Différentes Expérimentations

Précurseur dans cette réflexion, l’Ehpad public La Résidence du Parc, situé à Saint-Germain-la-Ville (Marne), a créé en 2011 à titre expérimental – puis pérennisé en 2015 par l’agence régionale de santé (ARS) Champagne-Ardenne – un dispositif baptisé « Le Noctambule » permettant à des résidents présentant des troubles du sommeil de bénéficier de 19 h 30 à 1 heure du matin d’un accompagnement spécifique de nuit dispensé par des aides-soignantes formées. « Imposer arbitrairement à tous les résidents de se coucher à 20 h 30 parce que ce sont les horaires du personnel est quelque chose de très artificiel. Il ne faut pas alors s’étonner que cela génère des troubles du comportement », explique Françoise Desimpel, directrice de l’établissement. Et d’ajouter : « Il nous a paru essentiel de traiter cette période de la vie du résident avec la même sécurité et le même bien-être que la journée où il y a des activités, des visites. La philosophie de ce dispositif est qu’il n’y ait jamais de rupture brutale entre une période de la journée et une autre. C’est ce que l’on appelle dans la philosophie de l’humanitude, le “fondu enchaîné”. » L’établissement s’organise pour que les personnes soient couchées et levées à l’heure qu’elles désirent. « Tous les rythmes doivent être adaptés à la singularité de chaque résident », poursuit la directrice.

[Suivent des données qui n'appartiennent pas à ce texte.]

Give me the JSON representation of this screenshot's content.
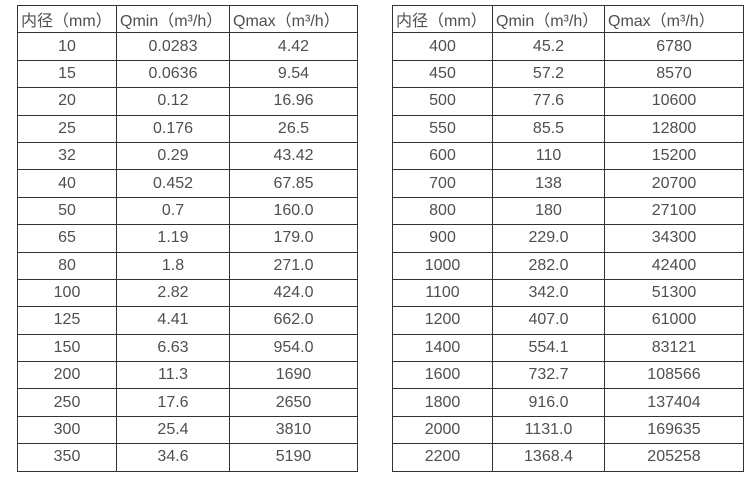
{
  "page": {
    "background": "#ffffff",
    "border_color": "#333333",
    "text_color": "#4f4f4f"
  },
  "tables": [
    {
      "name": "flow-table-small-diameter",
      "headers": [
        "内径（mm）",
        "Qmin（m³/h）",
        "Qmax（m³/h）"
      ],
      "rows": [
        [
          "10",
          "0.0283",
          "4.42"
        ],
        [
          "15",
          "0.0636",
          "9.54"
        ],
        [
          "20",
          "0.12",
          "16.96"
        ],
        [
          "25",
          "0.176",
          "26.5"
        ],
        [
          "32",
          "0.29",
          "43.42"
        ],
        [
          "40",
          "0.452",
          "67.85"
        ],
        [
          "50",
          "0.7",
          "160.0"
        ],
        [
          "65",
          "1.19",
          "179.0"
        ],
        [
          "80",
          "1.8",
          "271.0"
        ],
        [
          "100",
          "2.82",
          "424.0"
        ],
        [
          "125",
          "4.41",
          "662.0"
        ],
        [
          "150",
          "6.63",
          "954.0"
        ],
        [
          "200",
          "11.3",
          "1690"
        ],
        [
          "250",
          "17.6",
          "2650"
        ],
        [
          "300",
          "25.4",
          "3810"
        ],
        [
          "350",
          "34.6",
          "5190"
        ]
      ]
    },
    {
      "name": "flow-table-large-diameter",
      "headers": [
        "内径（mm）",
        "Qmin（m³/h）",
        "Qmax（m³/h）"
      ],
      "rows": [
        [
          "400",
          "45.2",
          "6780"
        ],
        [
          "450",
          "57.2",
          "8570"
        ],
        [
          "500",
          "77.6",
          "10600"
        ],
        [
          "550",
          "85.5",
          "12800"
        ],
        [
          "600",
          "110",
          "15200"
        ],
        [
          "700",
          "138",
          "20700"
        ],
        [
          "800",
          "180",
          "27100"
        ],
        [
          "900",
          "229.0",
          "34300"
        ],
        [
          "1000",
          "282.0",
          "42400"
        ],
        [
          "1100",
          "342.0",
          "51300"
        ],
        [
          "1200",
          "407.0",
          "61000"
        ],
        [
          "1400",
          "554.1",
          "83121"
        ],
        [
          "1600",
          "732.7",
          "108566"
        ],
        [
          "1800",
          "916.0",
          "137404"
        ],
        [
          "2000",
          "1131.0",
          "169635"
        ],
        [
          "2200",
          "1368.4",
          "205258"
        ]
      ]
    }
  ]
}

Depuis ces dernières années, du côté des ARS, la prise en charge nocturne en établissement est avant tout traitée au travers du prisme de la continuité des soins avec le lancement des expérimentations des infirmières d’astreinte la nuit en Ehpad(1), afin notamment de réduire les hospitalisations en urgence évitables. Signe d’une prise de conscience grandissante, l’ARS de la région Provence-Alpes-Côte d’Azur (Paca) a identifié, dans le cadre de l’élaboration de son « projet régional de santé (PRS) II », la prise en charge nocturne en Ehpad « comme un point de rupture dans le parcours des personnes âgées ». Pour y répondre, l’agence a lancé, en juillet 2017, un appel à candidatures pour la mise en place expérimentale de pôles d’activités et de soins adaptés (Pasa) de nuit au sein de 21 Ehpad, sur une durée de deux ans. Compte tenu des retours positifs et encourageants, l’expérimentation a bénéficié d’une prorogation d’une année en 2020 auprès de 20 structures et un nouvel appel à projets a été lancé.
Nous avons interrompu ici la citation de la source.